As Elon Musk attacks the federal workforce, President Donald Trump has taken aim at officials who protect workers—federal and otherwise. In the first month of his administration, Trump attempted to fire, among others, members of the National Labor Relations Board (NLRB), the Merit Systems Protection Board (MSPB), and the Federal Labor Relations Authority (FLRA), even though federal law says those officials can be fired only for cause.

While a president trying to fire heads of independent agencies is new, attacks on the constitutionality of those agencies are not. Indeed, none other than Elon Musk has been making just these sorts of arguments since well before the 2024 election, as the NLRB investigated Musk’s SpaceX for violations of federal labor laws. As it turns out, the Trump administration is borrowing more from Musk than just his “fork in the road” letter.

In January 2024, a regional office of the NLRB filed a complaint against SpaceX after the company fired eight employees who alleged that Musk’s behavior was “a frequent source of distraction and embarrassment,” and that he had encouraged a culture of crude sexual behavior in the workplace. Rather than waiting for the NLRB to hear the case, SpaceX sued the NLRB the very next day, arguing that Board members’ for-cause removal protections set out in federal law were unconstitutional.

In April, Musk once again drew the NLRB’s attention, this time for allegedly requiring former employees to sign away their right to discuss any negative experiences at SpaceX with coworkers—a right that enables workers to organize for better conditions. SpaceX then sued the NLRB again, before a court even had a chance to hear the company’s first lawsuit.

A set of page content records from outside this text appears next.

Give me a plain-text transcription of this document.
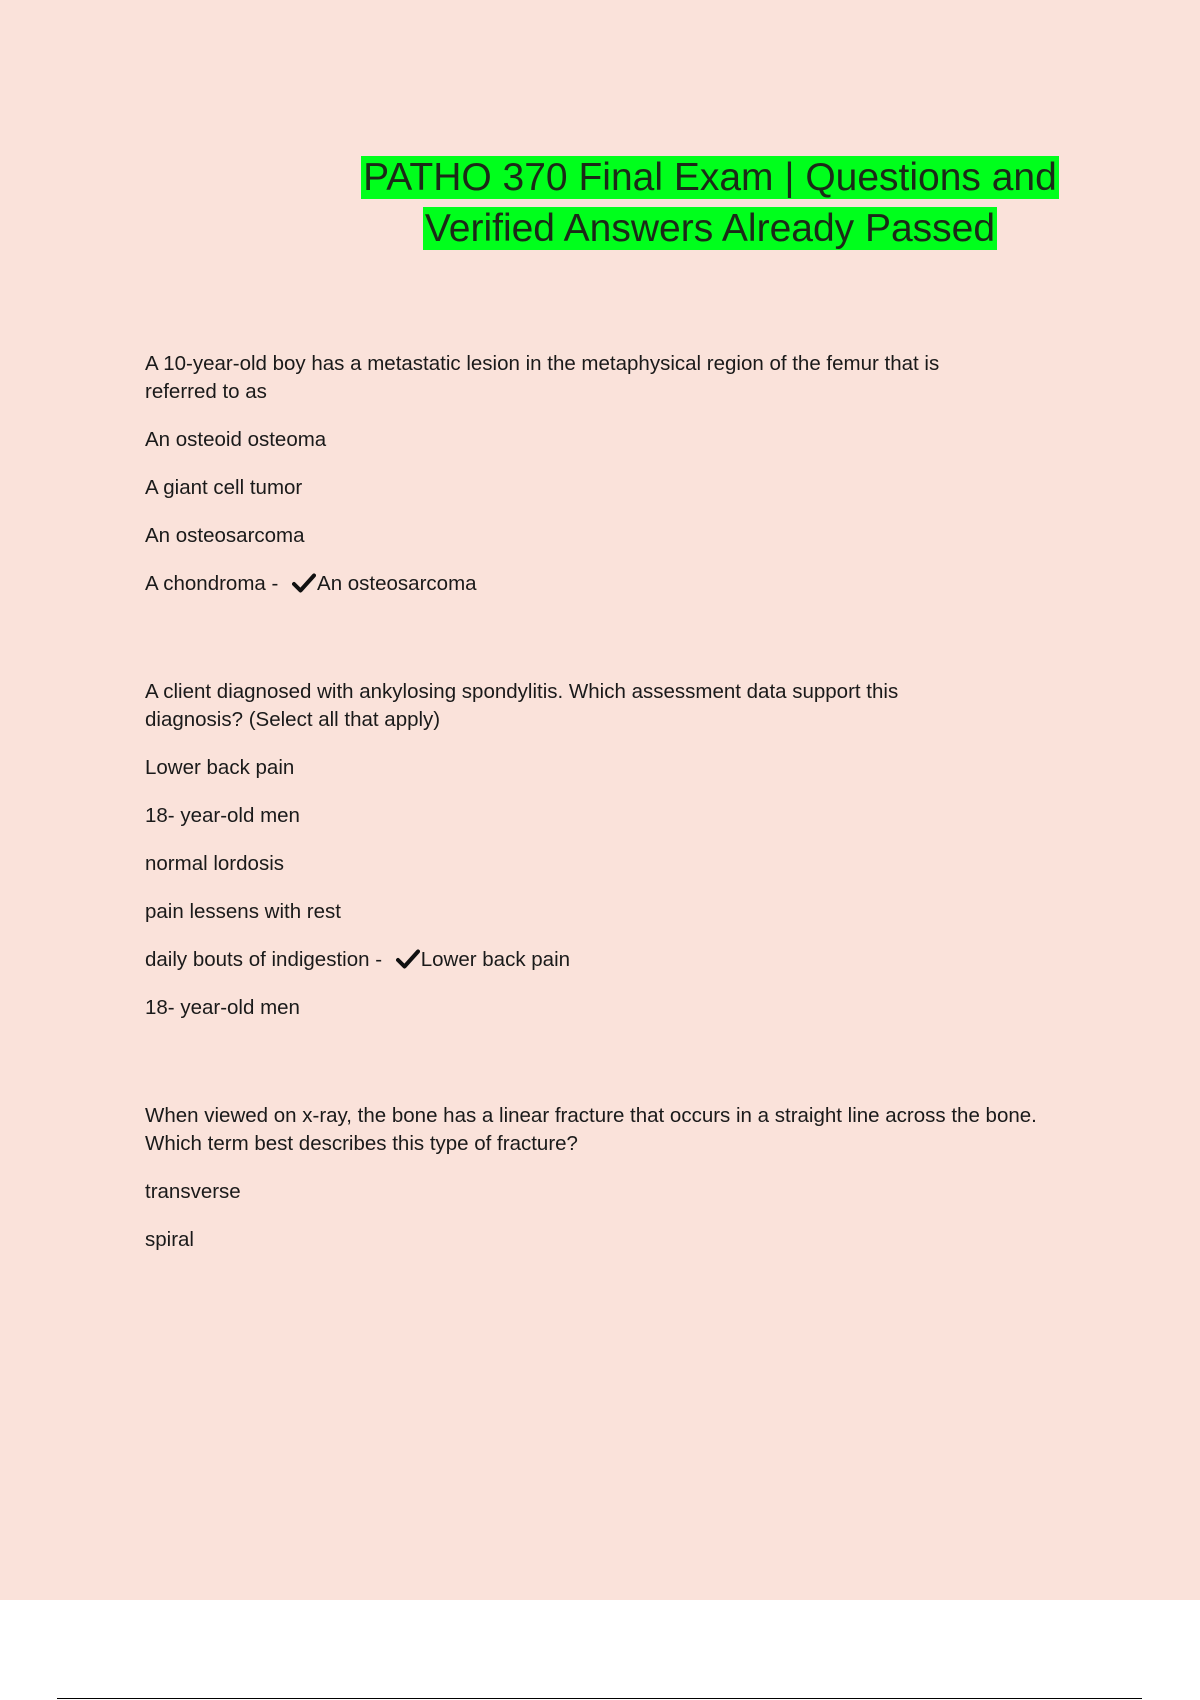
PATHO 370 Final Exam | Questions and
Verified Answers Already Passed
A 10-year-old boy has a metastatic lesion in the metaphysical region of the femur that is referred to as
An osteoid osteoma
A giant cell tumor
An osteosarcoma
A chondroma - An osteosarcoma
A client diagnosed with ankylosing spondylitis. Which assessment data support this diagnosis? (Select all that apply)
Lower back pain
18- year-old men
normal lordosis
pain lessens with rest
daily bouts of indigestion - Lower back pain
18- year-old men
When viewed on x-ray, the bone has a linear fracture that occurs in a straight line across the bone. Which term best describes this type of fracture?
transverse
spiral
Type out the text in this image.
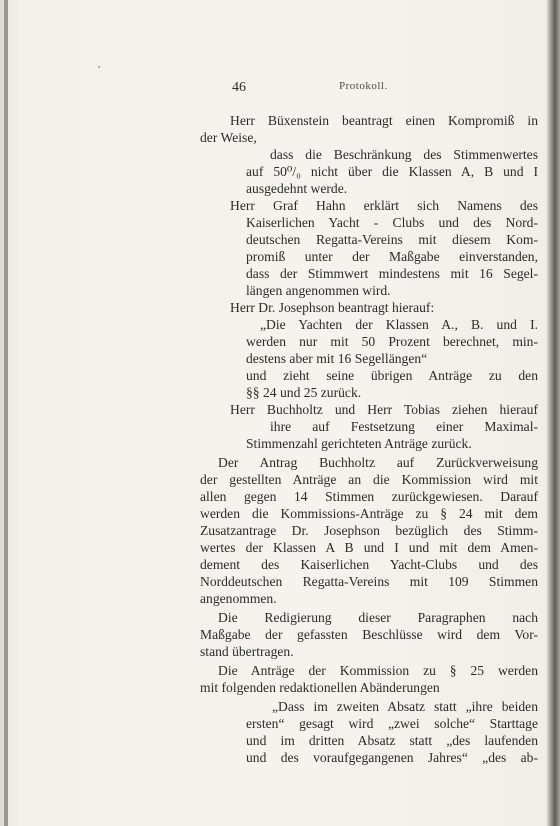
46	Protokoll.
Herr Büxenstein beantragt einen Kompromiß in
der Weise,
dass die Beschränkung des Stimmenwertes
auf 50⁰/₀ nicht über die Klassen A, B und I
ausgedehnt werde.
Herr Graf Hahn erklärt sich Namens des
Kaiserlichen Yacht - Clubs und des Nord-
deutschen Regatta-Vereins mit diesem Kom-
promiß unter der Maßgabe einverstanden,
dass der Stimmwert mindestens mit 16 Segel-
längen angenommen wird.
Herr Dr. Josephson beantragt hierauf:
„Die Yachten der Klassen A., B. und I.
werden nur mit 50 Prozent berechnet, min-
destens aber mit 16 Segellängen“
und zieht seine übrigen Anträge zu den
§§ 24 und 25 zurück.
Herr Buchholtz und Herr Tobias ziehen hierauf
ihre auf Festsetzung einer Maximal-
Stimmenzahl gerichteten Anträge zurück.
Der Antrag Buchholtz auf Zurückverweisung
der gestellten Anträge an die Kommission wird mit
allen gegen 14 Stimmen zurückgewiesen. Darauf
werden die Kommissions-Anträge zu § 24 mit dem
Zusatzantrage Dr. Josephson bezüglich des Stimm-
wertes der Klassen A B und I und mit dem Amen-
dement des Kaiserlichen Yacht-Clubs und des
Norddeutschen Regatta-Vereins mit 109 Stimmen
angenommen.
Die Redigierung dieser Paragraphen nach
Maßgabe der gefassten Beschlüsse wird dem Vor-
stand übertragen.
Die Anträge der Kommission zu § 25 werden
mit folgenden redaktionellen Abänderungen
„Dass im zweiten Absatz statt „ihre beiden
ersten“ gesagt wird „zwei solche“ Starttage
und im dritten Absatz statt „des laufenden
und des voraufgegangenen Jahres“ „des ab-
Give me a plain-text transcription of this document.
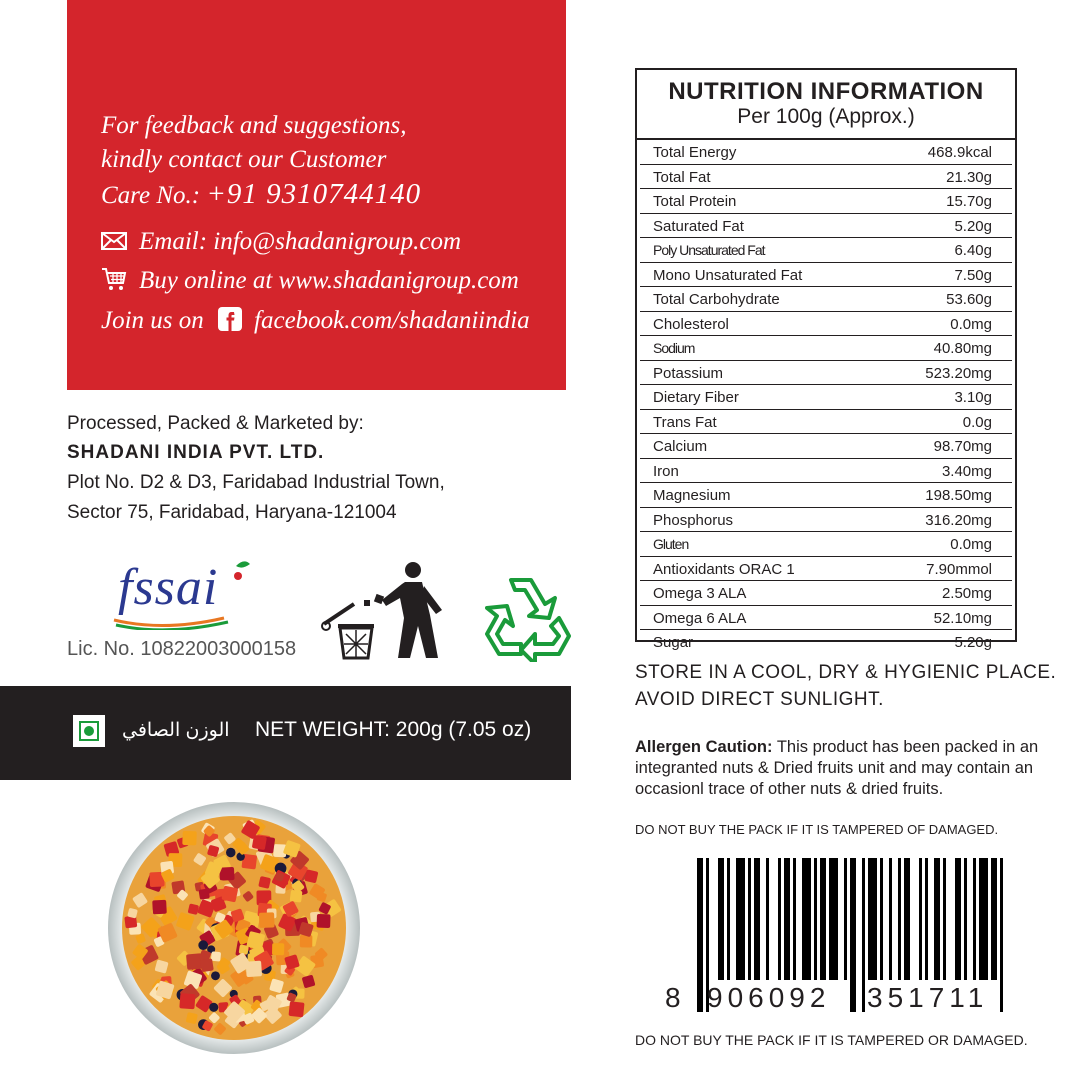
For feedback and suggestions,
kindly contact our Customer
Care No.: +91 9310744140
Email: info@shadanigroup.com
Buy online at www.shadanigroup.com
Join us on facebook.com/shadaniindia
Processed, Packed & Marketed by:
SHADANI INDIA PVT. LTD.
Plot No. D2 & D3, Faridabad Industrial Town,
Sector 75, Faridabad, Haryana-121004
fssai
Lic. No. 10822003000158
الوزن الصافي NET WEIGHT: 200g (7.05 oz)
NUTRITION INFORMATION
Per 100g (Approx.)
Total Energy	468.9kcal
Total Fat	21.30g
Total Protein	15.70g
Saturated Fat	5.20g
Poly Unsaturated Fat	6.40g
Mono Unsaturated Fat	7.50g
Total Carbohydrate	53.60g
Cholesterol	0.0mg
Sodium	40.80mg
Potassium	523.20mg
Dietary Fiber	3.10g
Trans Fat	0.0g
Calcium	98.70mg
Iron	3.40mg
Magnesium	198.50mg
Phosphorus	316.20mg
Gluten	0.0mg
Antioxidants ORAC 1	7.90mmol
Omega 3 ALA	2.50mg
Omega 6 ALA	52.10mg
Sugar	5.20g
STORE IN A COOL, DRY & HYGIENIC PLACE.
AVOID DIRECT SUNLIGHT.
Allergen Caution: This product has been packed in an
integranted nuts & Dried fruits unit and may contain an
occasionl trace of other nuts & dried fruits.
DO NOT BUY THE PACK IF IT IS TAMPERED OF DAMAGED.
8 906092 351711
DO NOT BUY THE PACK IF IT IS TAMPERED OR DAMAGED.
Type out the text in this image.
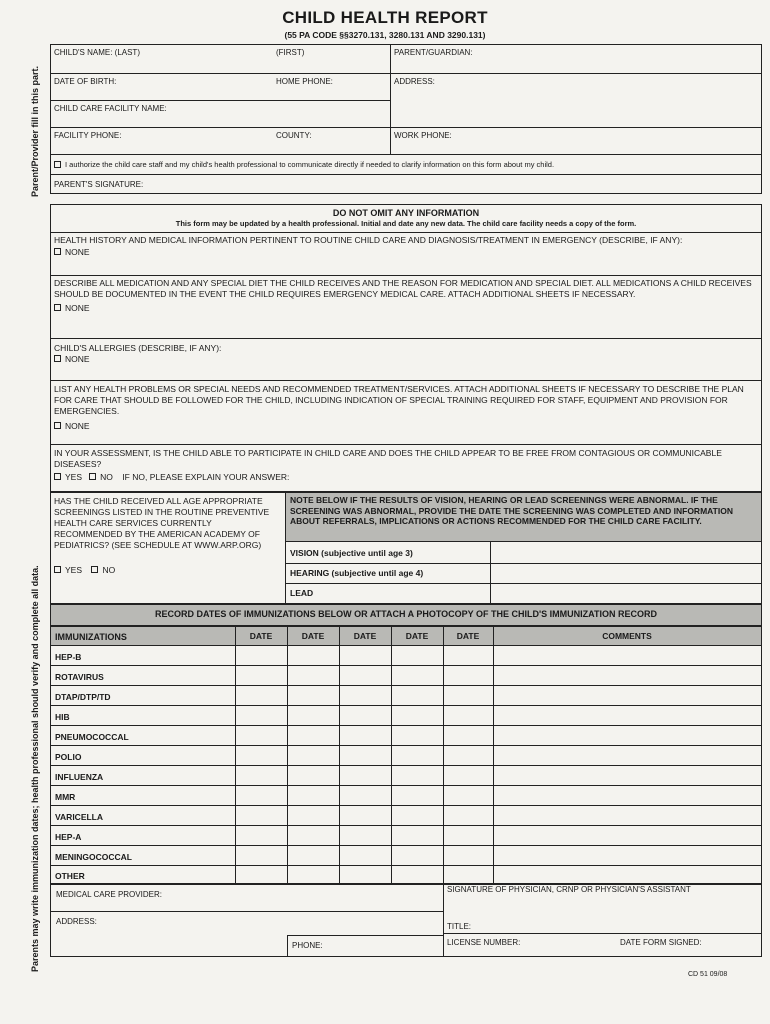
CHILD HEALTH REPORT
(55 PA CODE §§3270.131, 3280.131 AND 3290.131)
Parent/Provider fill in this part.
Parents may write immunization dates; health professional should verify and complete all data.
CHILD'S NAME: (LAST)	(FIRST)	PARENT/GUARDIAN:
DATE OF BIRTH:	HOME PHONE:	ADDRESS:
CHILD CARE FACILITY NAME:
FACILITY PHONE:	COUNTY:	WORK PHONE:
I authorize the child care staff and my child's health professional to communicate directly if needed to clarify information on this form about my child.
PARENT'S SIGNATURE:
DO NOT OMIT ANY INFORMATION
This form may be updated by a health professional. Initial and date any new data. The child care facility needs a copy of the form.
HEALTH HISTORY AND MEDICAL INFORMATION PERTINENT TO ROUTINE CHILD CARE AND DIAGNOSIS/TREATMENT IN EMERGENCY (DESCRIBE, IF ANY):
NONE
DESCRIBE ALL MEDICATION AND ANY SPECIAL DIET THE CHILD RECEIVES AND THE REASON FOR MEDICATION AND SPECIAL DIET. ALL MEDICATIONS A CHILD RECEIVES SHOULD BE DOCUMENTED IN THE EVENT THE CHILD REQUIRES EMERGENCY MEDICAL CARE. ATTACH ADDITIONAL SHEETS IF NECESSARY.
NONE
CHILD'S ALLERGIES (DESCRIBE, IF ANY):
NONE
LIST ANY HEALTH PROBLEMS OR SPECIAL NEEDS AND RECOMMENDED TREATMENT/SERVICES. ATTACH ADDITIONAL SHEETS IF NECESSARY TO DESCRIBE THE PLAN FOR CARE THAT SHOULD BE FOLLOWED FOR THE CHILD, INCLUDING INDICATION OF SPECIAL TRAINING REQUIRED FOR STAFF, EQUIPMENT AND PROVISION FOR EMERGENCIES.
NONE
IN YOUR ASSESSMENT, IS THE CHILD ABLE TO PARTICIPATE IN CHILD CARE AND DOES THE CHILD APPEAR TO BE FREE FROM CONTAGIOUS OR COMMUNICABLE DISEASES?
YES NO IF NO, PLEASE EXPLAIN YOUR ANSWER:
NOTE BELOW IF THE RESULTS OF VISION, HEARING OR LEAD SCREENINGS WERE ABNORMAL. IF THE SCREENING WAS ABNORMAL, PROVIDE THE DATE THE SCREENING WAS COMPLETED AND INFORMATION ABOUT REFERRALS, IMPLICATIONS OR ACTIONS RECOMMENDED FOR THE CHILD CARE FACILITY.
HAS THE CHILD RECEIVED ALL AGE APPROPRIATE SCREENINGS LISTED IN THE ROUTINE PREVENTIVE HEALTH CARE SERVICES CURRENTLY RECOMMENDED BY THE AMERICAN ACADEMY OF PEDIATRICS? (SEE SCHEDULE AT WWW.ARP.ORG)
YES NO
VISION (subjective until age 3)
HEARING (subjective until age 4)
LEAD
RECORD DATES OF IMMUNIZATIONS BELOW OR ATTACH A PHOTOCOPY OF THE CHILD'S IMMUNIZATION RECORD
IMMUNIZATIONS	DATE	DATE	DATE	DATE	DATE	COMMENTS
HEP-B
ROTAVIRUS
DTAP/DTP/TD
HIB
PNEUMOCOCCAL
POLIO
INFLUENZA
MMR
VARICELLA
HEP-A
MENINGOCOCCAL
OTHER
MEDICAL CARE PROVIDER:
SIGNATURE OF PHYSICIAN, CRNP OR PHYSICIAN'S ASSISTANT
ADDRESS:
TITLE:
PHONE:	LICENSE NUMBER:	DATE FORM SIGNED:
CD 51 09/08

While the cases Musk’s company brought against the NLRB have been quietly working their way through the courts, Trump’s attempted firings of the leaders of the NLRB (and other agencies) are another side of the same legal coin. Even though Congress says these agencies’ directors can be removed only for cause, Trump contends that the Constitution requires that the president be able to fire these high-level government officials at will.

Neither Supreme Court cases, nor history, nor the original meaning of the Constitution supports the argument that Musk, Trump, and their big-business supporters are advancing. In a separate case, even the conservative Fifth Circuit rejected a similar argument and has shot down SpaceX’s attempts to short-circuit the judicial process. And when federal board members purportedly “fired” by Trump have challenged his attempts to fire them, multiple judges have upheld Congress’s decision to protect these agency heads from arbitrary removal. Although a fractured D.C. Circuit motions panel recently put some of those decisions on hold, the NLRB and MSPB board members have indicated that they plan to ask the full D.C. Circuit to reconsider that decision.

The structure of these agencies carefully balances accountability to the president with independence that insulates the agencies from rapid political swings or petty vendettas. In a time when petty vendettas appear to be the rule, rather than the exception, those protections matter more than ever. And although the Supreme Court has struck down certain protections in recent years—for the individual head of the Consumer Financial Protection Bureau, for example—it has repeatedly reaffirmed Congress’s authority to protect the members of multimember boards like the NLRB from arbitrary removal.

The history of independent agencies dates back nearly 150 years to the Interstate Commerce Commission, which Congress created in 1887 to regulate the railroad industry. That commission’s success led Congress to create other independent agencies overseeing other industries that would similarly benefit from predictability and stability. In 1935, the Supreme Court explicitly upheld this model in Humphrey’s Executor v. United States. By now, dozens of Congresses and presidents, along with generations of the American public, have come to depend on impartial experts to make certain decisions about complicated scientific and economic issues.

Most presidents of the past 150 years have respected these agencies’ independence, and no prior president has even attempted to remove an NLRB member. Trump and Musk seek to break that streak so that nothing can stand in the way of their mistreatment of private- and public-sector workers. But the law is not on their side, and neither is history.